Sono stati annunciati i nomi degli ultimi due giocatori che prenderanno parte alla Diriyah Tennis Cup presented by Aramco, torneo di esibizione che si disputerà in Arabia Saudita dall’8 al 10 dicembre e che vanta ora la partecipazione di cinque top 10 e di altri nomi illustri del tennis. Sono dunque Matteo Berrettini e Hubert Hurkacz coloro che vanno ad aggiungersi a Stefanos Tsitsipas, Daniil Medvedev, Andrey Rublev, Taylor Fritz, Alexander Zverev, Cameron Norrie, Nick Kyrgios, Dominic Stricker, Dominic Thiem e Stan Wawrinka.

“Non sono mai stato in Arabia Saudita, ma sono certo che l’atmosfera sarà fantastica e spero che il tennis ispirerà gli appassionati del posto e in particolare la generazione più giovane” ha detto Matteo. “Dopo alcune difficoltà, sono entusiasta di competere contro un fortissimo campo di partecipazione per vedere a che punto è il mio livello prima dell’inizio della nuova stagione”.

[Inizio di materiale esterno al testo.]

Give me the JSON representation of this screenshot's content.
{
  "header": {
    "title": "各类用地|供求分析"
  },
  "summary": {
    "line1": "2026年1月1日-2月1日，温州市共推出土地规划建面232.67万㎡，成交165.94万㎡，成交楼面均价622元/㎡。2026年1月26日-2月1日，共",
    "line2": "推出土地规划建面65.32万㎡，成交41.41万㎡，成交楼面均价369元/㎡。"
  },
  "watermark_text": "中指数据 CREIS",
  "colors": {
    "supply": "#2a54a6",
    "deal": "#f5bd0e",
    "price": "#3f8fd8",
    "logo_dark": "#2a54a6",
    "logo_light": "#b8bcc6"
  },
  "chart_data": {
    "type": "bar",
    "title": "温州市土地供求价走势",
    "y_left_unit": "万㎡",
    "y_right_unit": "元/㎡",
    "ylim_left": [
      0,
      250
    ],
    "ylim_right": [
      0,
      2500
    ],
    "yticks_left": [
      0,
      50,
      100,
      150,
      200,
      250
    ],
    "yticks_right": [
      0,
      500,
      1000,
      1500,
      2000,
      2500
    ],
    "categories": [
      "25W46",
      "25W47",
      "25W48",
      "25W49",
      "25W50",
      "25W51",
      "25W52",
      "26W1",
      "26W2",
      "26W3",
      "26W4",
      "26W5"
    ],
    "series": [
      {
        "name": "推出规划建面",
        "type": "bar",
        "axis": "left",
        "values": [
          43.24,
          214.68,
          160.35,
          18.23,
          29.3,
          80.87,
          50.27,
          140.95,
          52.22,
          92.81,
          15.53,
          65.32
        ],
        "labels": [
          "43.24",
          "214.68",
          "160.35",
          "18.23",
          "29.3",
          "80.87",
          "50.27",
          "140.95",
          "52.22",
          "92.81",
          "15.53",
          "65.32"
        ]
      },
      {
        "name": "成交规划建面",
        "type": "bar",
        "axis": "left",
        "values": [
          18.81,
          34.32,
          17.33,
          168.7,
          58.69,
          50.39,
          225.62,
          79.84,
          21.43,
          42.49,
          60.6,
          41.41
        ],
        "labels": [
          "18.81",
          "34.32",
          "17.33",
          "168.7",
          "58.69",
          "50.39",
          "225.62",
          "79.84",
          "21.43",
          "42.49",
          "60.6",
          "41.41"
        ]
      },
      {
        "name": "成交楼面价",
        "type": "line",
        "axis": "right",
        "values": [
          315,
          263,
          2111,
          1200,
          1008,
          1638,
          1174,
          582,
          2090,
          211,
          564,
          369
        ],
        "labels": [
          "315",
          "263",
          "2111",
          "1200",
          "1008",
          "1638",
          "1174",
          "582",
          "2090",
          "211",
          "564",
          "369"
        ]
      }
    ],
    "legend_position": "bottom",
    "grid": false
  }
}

Il numero 10 del mondo Hurkacz afferma che “giocare torneo come la Diriyah Tennis Cup è una grande opportunità perché puoi dare il meglio contro alcuni dei migliori giocatori del mondo. Ti aiuta a vedere aspetti del tuo gioco che dovresti migliorare nella off-season e fino a gennaio hai tempo per fare qualche modifica”.

 

Per quanto riguarda la formula, le prime quattro teste di serie hanno un bye al primo turno e sono direttamente ammesse ai quarti di finale che si disputeranno giovedì dopo il completamento degli ottavi. Venerdì le semifinali e sabato la finale che designerà il vincitore. In questa edizione ci sarà spazio anche per il doppio, gara aperta agli sconfitti della prima giornata.